I could sit at this table in my mom's house, coffee in hand, and try to draw out the blueprints of my life's next ten years. My brain could over think and let anxiety build a structure of a million possibilities, with step by step directions on how I could potentially do that but here's what could go wrong.......
And then the structure I'm trying to build will collapse into messy shambles of defeat.
Friends, it's impossible to write our own stories when we're also fighting to make big picture plans. It's not even our job to write our own story, anyways. I think God's been weaving the most beautiful tapestry for each of our lives since before the day we were born.
I've started to simply breathe in and out, figure out the first steps to make things happen. I've found that when I do this, my soul begins easing into this freely calm and wildly trusting state. The more I give my heart to God, the less I'm hastily writing my own plans that never seem to work out in the end.
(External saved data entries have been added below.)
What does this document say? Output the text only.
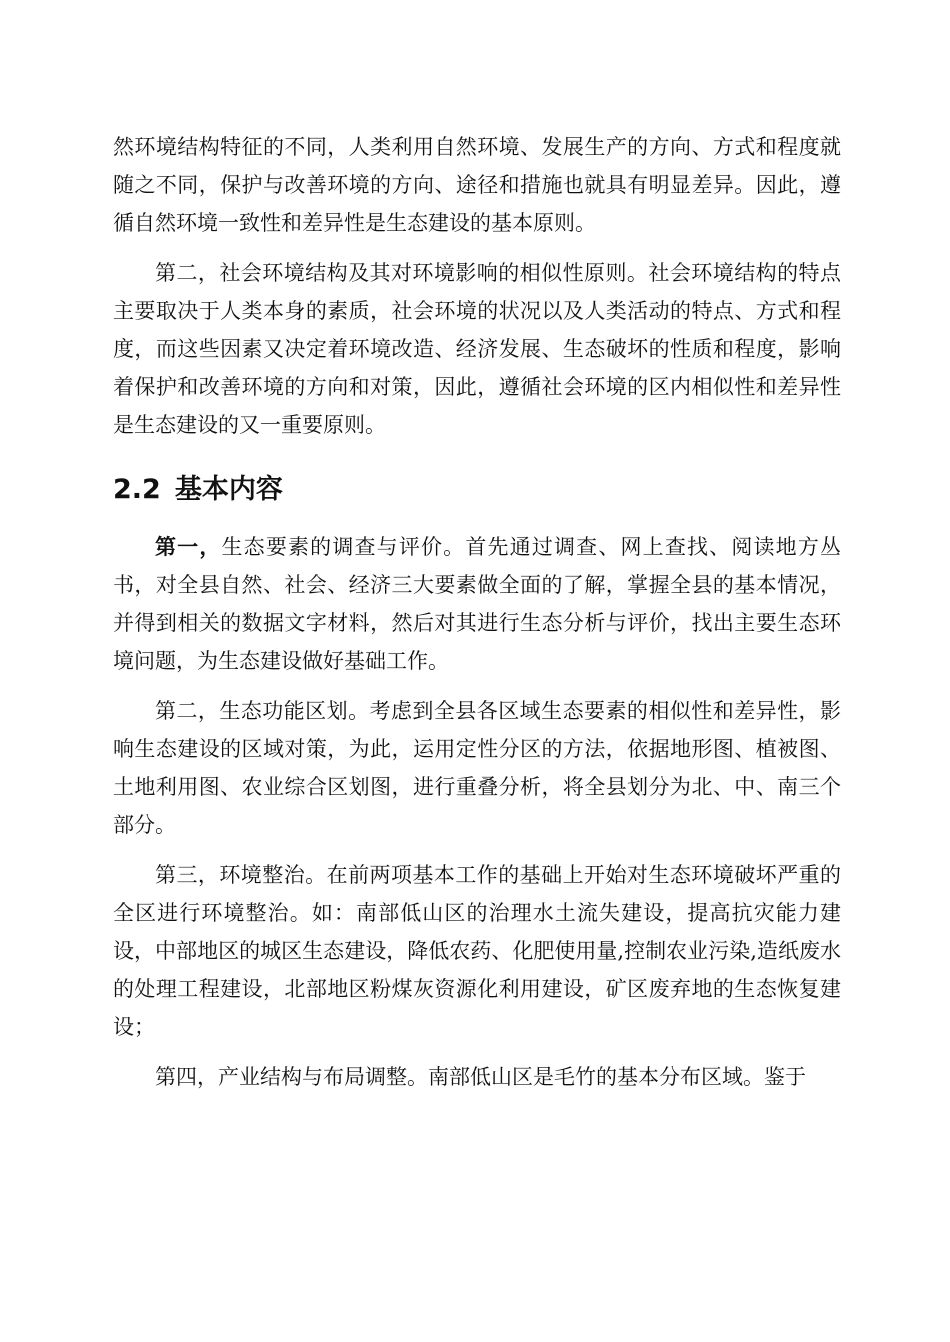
然环境结构特征的不同，人类利用自然环境、发展生产的方向、方式和程度就随之不同，保护与改善环境的方向、途径和措施也就具有明显差异。因此，遵循自然环境一致性和差异性是生态建设的基本原则。

第二，社会环境结构及其对环境影响的相似性原则。社会环境结构的特点主要取决于人类本身的素质，社会环境的状况以及人类活动的特点、方式和程度，而这些因素又决定着环境改造、经济发展、生态破坏的性质和程度，影响着保护和改善环境的方向和对策，因此，遵循社会环境的区内相似性和差异性是生态建设的又一重要原则。

2.2 基本内容

第一，生态要素的调查与评价。首先通过调查、网上查找、阅读地方丛书，对全县自然、社会、经济三大要素做全面的了解，掌握全县的基本情况，并得到相关的数据文字材料，然后对其进行生态分析与评价，找出主要生态环境问题，为生态建设做好基础工作。

第二，生态功能区划。考虑到全县各区域生态要素的相似性和差异性，影响生态建设的区域对策，为此，运用定性分区的方法，依据地形图、植被图、土地利用图、农业综合区划图，进行重叠分析，将全县划分为北、中、南三个部分。

第三，环境整治。在前两项基本工作的基础上开始对生态环境破坏严重的全区进行环境整治。如：南部低山区的治理水土流失建设，提高抗灾能力建设，中部地区的城区生态建设，降低农药、化肥使用量,控制农业污染,造纸废水的处理工程建设，北部地区粉煤灰资源化利用建设，矿区废弃地的生态恢复建设；

第四，产业结构与布局调整。南部低山区是毛竹的基本分布区域。鉴于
I'm making myself be still and listen. It's in the silence that I'm figuring out my core motivations and desires for the "why" I want to do specific things. I pray for intentional opportunities to come at the golden moment, that God moves my heart away from my own hasty planning. I pray the same for you too.
Can any one of you add a single hour to your life by worrying? Matthew 6:27
Bravery.
Real talk: I attempted the “no art” thing for nearly four months. My hands and soul needed to rest after a beast as large as thesis to fall in love again, to be able to work without pangs of anxiety wrenching my chest with every knot I tied against a flower’s stem.
But here’s what sometimes happens after you hiatus from your passion for nearly four months: you get scared. It seems far away, foreign. Creative thoughts ravaged my brain while I worked at camp and the few weeks following but my hands didn’t connect. I remembered how much my hands hurt sometimes in the process of tying thousands of flowers together. I remembered not being able to breathe in the studio some days because the burden on my shoulders was heavy.
But when something’s a part of your soul, when something used to be so familiar, you cannot be scared. Last night I felt bravery knocking from the inside, I let it out and bravery tore all of those thorny lies out of my body and stomped them into the dirt. And I made something.
It feels like I’m home again. No anxiety, no stress, no fear of failure like I felt with thesis anymore — just bravery. I was upset with myself all summer for neglecting art but I think I needed to give myself time away to fall in love again. And oh, how it’s so much sweeter now. My arms are elbow deep into the mess. I remember why I love making. I remember why I was created to create.